Laboratorio de Biotecnología Molecular, Instituto de Biotecnología Misiones, CONICET, Facultad de Ciencias Exactas, Químicas y Naturales, Universidad Nacional de Misiones (UNaM), Posadas, Misiones, Argentina.
Instituto de Agrobiotecnología y Biología Molecular (IABIMO), Instituto Nacional de Tecnología Agropecuaria (INTA/CONICET), Los Reseros y Nicolas Repetto, Hurlingham, Buenos Aires, Argentina.

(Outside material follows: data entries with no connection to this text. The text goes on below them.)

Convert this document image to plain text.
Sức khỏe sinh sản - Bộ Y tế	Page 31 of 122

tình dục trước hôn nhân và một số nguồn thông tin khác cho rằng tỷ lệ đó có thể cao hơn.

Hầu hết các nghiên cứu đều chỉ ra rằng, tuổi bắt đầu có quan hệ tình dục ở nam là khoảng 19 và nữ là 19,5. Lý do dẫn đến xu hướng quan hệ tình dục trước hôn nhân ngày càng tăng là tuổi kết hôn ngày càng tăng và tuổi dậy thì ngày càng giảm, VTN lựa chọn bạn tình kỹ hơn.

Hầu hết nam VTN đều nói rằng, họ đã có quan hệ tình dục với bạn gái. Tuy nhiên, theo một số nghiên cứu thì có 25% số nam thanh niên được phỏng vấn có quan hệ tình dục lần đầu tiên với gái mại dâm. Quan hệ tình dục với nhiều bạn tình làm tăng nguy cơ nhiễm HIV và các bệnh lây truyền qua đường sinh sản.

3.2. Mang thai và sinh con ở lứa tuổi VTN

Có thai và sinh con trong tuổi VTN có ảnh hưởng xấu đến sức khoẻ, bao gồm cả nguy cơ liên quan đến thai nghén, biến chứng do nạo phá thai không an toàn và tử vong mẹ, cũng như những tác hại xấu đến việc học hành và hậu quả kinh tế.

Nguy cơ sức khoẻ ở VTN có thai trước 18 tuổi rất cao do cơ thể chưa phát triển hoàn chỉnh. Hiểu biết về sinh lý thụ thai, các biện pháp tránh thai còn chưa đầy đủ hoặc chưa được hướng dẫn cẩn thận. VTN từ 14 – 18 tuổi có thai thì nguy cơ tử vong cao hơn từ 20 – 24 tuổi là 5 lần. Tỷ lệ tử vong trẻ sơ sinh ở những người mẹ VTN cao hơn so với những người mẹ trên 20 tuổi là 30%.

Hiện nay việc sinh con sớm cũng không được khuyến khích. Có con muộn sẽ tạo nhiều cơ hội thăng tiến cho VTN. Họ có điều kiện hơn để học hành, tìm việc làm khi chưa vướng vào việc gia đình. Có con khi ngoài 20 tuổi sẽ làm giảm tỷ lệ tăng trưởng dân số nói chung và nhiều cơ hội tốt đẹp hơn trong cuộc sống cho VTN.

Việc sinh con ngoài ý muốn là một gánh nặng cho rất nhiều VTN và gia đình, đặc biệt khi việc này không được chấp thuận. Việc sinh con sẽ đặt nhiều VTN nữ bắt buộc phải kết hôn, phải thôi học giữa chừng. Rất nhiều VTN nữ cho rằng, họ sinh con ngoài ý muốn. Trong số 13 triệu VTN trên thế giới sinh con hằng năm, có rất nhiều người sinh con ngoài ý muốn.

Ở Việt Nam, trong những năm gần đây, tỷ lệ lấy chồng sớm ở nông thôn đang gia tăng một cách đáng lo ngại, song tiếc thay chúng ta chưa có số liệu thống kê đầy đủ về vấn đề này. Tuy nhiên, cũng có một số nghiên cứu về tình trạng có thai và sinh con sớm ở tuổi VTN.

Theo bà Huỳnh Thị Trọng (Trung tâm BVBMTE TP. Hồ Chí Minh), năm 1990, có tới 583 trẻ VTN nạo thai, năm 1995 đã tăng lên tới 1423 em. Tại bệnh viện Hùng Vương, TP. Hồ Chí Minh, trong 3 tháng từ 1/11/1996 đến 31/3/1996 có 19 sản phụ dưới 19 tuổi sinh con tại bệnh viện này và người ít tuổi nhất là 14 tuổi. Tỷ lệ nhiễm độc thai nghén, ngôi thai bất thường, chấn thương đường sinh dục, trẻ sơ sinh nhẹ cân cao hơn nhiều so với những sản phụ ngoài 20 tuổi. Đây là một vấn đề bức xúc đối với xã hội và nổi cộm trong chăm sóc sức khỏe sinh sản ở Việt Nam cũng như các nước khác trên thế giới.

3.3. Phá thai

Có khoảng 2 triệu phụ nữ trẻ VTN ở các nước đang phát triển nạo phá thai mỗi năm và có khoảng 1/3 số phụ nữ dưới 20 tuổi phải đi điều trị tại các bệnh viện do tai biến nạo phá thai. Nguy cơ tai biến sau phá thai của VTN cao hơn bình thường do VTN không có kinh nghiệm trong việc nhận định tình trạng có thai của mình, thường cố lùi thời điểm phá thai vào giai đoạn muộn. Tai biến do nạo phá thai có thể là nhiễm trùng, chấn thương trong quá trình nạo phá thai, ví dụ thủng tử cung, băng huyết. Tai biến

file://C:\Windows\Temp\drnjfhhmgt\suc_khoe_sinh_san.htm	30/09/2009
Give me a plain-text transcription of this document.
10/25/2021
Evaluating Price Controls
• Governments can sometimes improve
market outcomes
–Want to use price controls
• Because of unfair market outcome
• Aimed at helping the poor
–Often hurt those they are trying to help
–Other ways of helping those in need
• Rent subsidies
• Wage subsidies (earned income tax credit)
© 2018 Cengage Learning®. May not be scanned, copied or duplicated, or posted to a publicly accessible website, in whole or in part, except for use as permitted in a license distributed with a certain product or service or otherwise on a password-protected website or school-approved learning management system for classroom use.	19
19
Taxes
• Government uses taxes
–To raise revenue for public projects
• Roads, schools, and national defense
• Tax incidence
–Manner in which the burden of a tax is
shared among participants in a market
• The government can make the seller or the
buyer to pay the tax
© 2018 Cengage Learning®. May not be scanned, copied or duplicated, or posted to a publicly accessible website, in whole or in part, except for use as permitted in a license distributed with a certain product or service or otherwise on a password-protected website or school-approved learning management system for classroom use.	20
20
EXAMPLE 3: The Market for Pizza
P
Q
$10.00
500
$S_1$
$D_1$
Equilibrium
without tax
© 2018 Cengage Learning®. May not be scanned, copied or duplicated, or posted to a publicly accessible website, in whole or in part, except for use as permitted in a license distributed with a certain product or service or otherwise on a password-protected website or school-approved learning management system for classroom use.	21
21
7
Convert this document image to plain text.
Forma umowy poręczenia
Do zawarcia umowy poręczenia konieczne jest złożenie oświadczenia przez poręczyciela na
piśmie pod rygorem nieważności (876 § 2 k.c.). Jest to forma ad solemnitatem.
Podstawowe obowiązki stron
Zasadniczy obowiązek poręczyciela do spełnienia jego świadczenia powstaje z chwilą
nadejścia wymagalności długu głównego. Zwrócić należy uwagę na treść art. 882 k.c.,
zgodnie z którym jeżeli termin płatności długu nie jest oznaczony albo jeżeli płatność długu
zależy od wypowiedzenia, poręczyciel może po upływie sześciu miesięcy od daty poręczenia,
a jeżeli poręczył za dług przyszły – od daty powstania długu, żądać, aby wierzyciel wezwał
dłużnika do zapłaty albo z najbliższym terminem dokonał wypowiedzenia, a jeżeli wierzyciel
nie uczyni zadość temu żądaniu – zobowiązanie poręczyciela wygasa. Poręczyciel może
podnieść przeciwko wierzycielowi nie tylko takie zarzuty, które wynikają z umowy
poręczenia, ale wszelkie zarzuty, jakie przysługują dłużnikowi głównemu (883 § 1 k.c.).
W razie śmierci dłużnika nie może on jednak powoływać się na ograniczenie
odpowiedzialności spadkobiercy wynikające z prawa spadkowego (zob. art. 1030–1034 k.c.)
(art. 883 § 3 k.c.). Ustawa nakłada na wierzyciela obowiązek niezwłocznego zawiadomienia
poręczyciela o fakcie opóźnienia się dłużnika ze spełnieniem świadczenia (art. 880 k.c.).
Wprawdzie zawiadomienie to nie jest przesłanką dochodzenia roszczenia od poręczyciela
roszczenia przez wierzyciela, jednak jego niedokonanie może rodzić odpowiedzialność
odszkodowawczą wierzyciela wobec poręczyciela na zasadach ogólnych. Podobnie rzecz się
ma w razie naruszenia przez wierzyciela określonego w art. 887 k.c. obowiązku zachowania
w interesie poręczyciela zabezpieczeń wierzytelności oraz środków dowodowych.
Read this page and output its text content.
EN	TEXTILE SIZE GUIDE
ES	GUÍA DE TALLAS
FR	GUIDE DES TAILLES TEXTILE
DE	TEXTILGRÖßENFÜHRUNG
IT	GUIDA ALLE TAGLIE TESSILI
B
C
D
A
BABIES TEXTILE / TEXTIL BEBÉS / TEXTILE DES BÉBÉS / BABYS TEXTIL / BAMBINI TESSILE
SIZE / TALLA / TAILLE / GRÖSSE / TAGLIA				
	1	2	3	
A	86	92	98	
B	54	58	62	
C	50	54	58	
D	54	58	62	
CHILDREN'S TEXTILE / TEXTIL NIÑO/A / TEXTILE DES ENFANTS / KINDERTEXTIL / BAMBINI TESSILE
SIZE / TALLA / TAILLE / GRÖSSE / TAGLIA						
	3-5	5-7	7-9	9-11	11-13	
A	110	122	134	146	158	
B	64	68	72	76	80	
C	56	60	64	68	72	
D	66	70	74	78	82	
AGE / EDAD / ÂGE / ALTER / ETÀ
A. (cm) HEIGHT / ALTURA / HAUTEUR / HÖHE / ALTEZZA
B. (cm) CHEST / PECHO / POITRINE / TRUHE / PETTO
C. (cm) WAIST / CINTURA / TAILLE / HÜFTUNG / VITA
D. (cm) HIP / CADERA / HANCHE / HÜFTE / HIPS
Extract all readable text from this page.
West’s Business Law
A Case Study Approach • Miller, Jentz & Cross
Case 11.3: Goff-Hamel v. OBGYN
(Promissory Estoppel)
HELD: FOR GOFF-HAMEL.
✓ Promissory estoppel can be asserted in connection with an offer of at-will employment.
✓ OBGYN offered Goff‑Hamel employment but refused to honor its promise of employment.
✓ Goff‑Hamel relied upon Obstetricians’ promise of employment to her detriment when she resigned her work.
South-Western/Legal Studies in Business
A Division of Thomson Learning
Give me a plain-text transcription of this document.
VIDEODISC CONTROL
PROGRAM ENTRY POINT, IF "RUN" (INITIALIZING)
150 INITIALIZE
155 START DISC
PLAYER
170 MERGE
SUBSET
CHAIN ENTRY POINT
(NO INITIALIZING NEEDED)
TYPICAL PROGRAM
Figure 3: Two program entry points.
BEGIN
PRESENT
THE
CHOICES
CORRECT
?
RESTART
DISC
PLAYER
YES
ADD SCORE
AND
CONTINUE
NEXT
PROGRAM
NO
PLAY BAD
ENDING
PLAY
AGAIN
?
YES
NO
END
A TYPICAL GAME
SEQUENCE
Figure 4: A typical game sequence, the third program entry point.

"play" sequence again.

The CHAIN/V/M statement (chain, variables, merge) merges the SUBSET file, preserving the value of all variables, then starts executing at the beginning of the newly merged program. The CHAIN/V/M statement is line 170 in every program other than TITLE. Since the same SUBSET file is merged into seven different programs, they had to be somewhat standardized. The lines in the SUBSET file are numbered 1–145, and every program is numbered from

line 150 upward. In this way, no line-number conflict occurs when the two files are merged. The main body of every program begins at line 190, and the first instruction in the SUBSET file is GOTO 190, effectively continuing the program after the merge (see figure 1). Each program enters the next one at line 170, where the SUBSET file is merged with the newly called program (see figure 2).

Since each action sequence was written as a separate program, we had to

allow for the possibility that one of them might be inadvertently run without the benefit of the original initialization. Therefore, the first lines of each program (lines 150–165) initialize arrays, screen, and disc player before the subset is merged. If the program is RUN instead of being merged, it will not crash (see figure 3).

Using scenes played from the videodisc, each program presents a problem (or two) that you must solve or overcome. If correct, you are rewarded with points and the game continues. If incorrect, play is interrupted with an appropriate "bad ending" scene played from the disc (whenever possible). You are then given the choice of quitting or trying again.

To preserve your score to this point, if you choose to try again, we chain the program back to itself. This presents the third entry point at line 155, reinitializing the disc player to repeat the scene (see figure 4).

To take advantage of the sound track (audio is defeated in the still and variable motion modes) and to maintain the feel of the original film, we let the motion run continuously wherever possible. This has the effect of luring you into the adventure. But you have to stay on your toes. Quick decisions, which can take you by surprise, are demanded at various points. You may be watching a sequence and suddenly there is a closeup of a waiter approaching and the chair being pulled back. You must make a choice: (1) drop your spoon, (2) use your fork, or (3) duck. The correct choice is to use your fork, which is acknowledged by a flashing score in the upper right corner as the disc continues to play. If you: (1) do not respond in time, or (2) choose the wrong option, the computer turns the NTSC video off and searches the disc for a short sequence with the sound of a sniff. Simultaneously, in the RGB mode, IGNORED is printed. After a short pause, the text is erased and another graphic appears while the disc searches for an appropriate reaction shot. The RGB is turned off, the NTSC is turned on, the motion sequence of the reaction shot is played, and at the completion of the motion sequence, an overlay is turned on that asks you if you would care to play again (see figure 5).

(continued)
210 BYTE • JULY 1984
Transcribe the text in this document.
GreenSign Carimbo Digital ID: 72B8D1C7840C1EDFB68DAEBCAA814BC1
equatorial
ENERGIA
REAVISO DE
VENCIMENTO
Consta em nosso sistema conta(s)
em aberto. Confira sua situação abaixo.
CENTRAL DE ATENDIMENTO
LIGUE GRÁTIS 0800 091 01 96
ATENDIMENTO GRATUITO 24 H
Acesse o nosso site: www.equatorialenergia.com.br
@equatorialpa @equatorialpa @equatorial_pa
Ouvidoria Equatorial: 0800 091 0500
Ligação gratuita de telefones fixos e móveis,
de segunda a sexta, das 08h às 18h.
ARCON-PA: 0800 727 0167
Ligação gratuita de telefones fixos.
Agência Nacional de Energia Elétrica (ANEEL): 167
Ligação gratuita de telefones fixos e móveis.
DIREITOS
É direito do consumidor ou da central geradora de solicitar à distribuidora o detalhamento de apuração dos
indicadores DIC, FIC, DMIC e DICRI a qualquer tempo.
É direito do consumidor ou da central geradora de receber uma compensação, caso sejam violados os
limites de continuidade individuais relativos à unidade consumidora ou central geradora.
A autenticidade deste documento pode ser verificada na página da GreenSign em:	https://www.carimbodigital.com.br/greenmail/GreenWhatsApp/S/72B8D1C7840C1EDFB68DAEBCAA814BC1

Prep Biochem Biotechnol. 2020;50(8):753-762. doi: 10.1080/10826068.2020.1734941. Epub 2020 Mar 10.
Agricultural practices generate lignocellulosic waste that can be bioconverted by fungi to generate value-added products such as biofuels. In this context, fungal enzymes are presented as an alternative for their use in the hydrolysis of cellulose to sugars that can be fermented to ethanol. The aim of this work was to characterize LBM 033 strain and to analyze its efficiency in the hydrolysis of cellulosic substrates, including barley straw. LBM 033 strain was identified as by molecular techniques, through the use of the ITS and rbp2 markers and the construction of phylogenetic trees. The cell-free supernatant of LBM 033 showed high titers of hydrolytic enzymatic activities, necessary for the hydrolysis of the holocellulosic substrates, hydrolyzing pure cellulose to cellobiose and glucose and also degraded the polysaccharides contained in barley straw to short soluble oligosaccharides. These results indicate that macro fungi from tropical soil environments, such as LBM 033 can be a valuable resource for in-house, cost effective production of enzymes that can be applied in the hydrolysis stage, which could reduce the total cost of bioethanol production.
农业生产会产生木质纤维素废料,这些废料可以被真菌生物转化为增值产品,如生物燃料。在这种情况下,真菌酶被认为是替代纤维素水解为可发酵成乙醇的糖的方法。本工作的目的是对 LBM 033 菌株进行表征,并分析其在纤维素底物水解中的效率,包括大麦秸秆。通过使用 ITS 和 rbp2 标记物以及构建系统发育树,通过分子技术将 LBM 033 菌株鉴定为 。LBM 033 的无细胞上清液显示出高水解酶活性,这对于水解全纤维素底物是必要的,它可以将纯纤维素水解为纤维二糖和葡萄糖,还可以将大麦秸秆中的多糖降解为短链可溶性寡糖。这些结果表明,来自热带土壤环境的大型真菌,如 LBM 033,可以成为内部、具有成本效益的酶生产的有价值资源,这些酶可以应用于水解阶段,从而降低生物乙醇生产的总成本。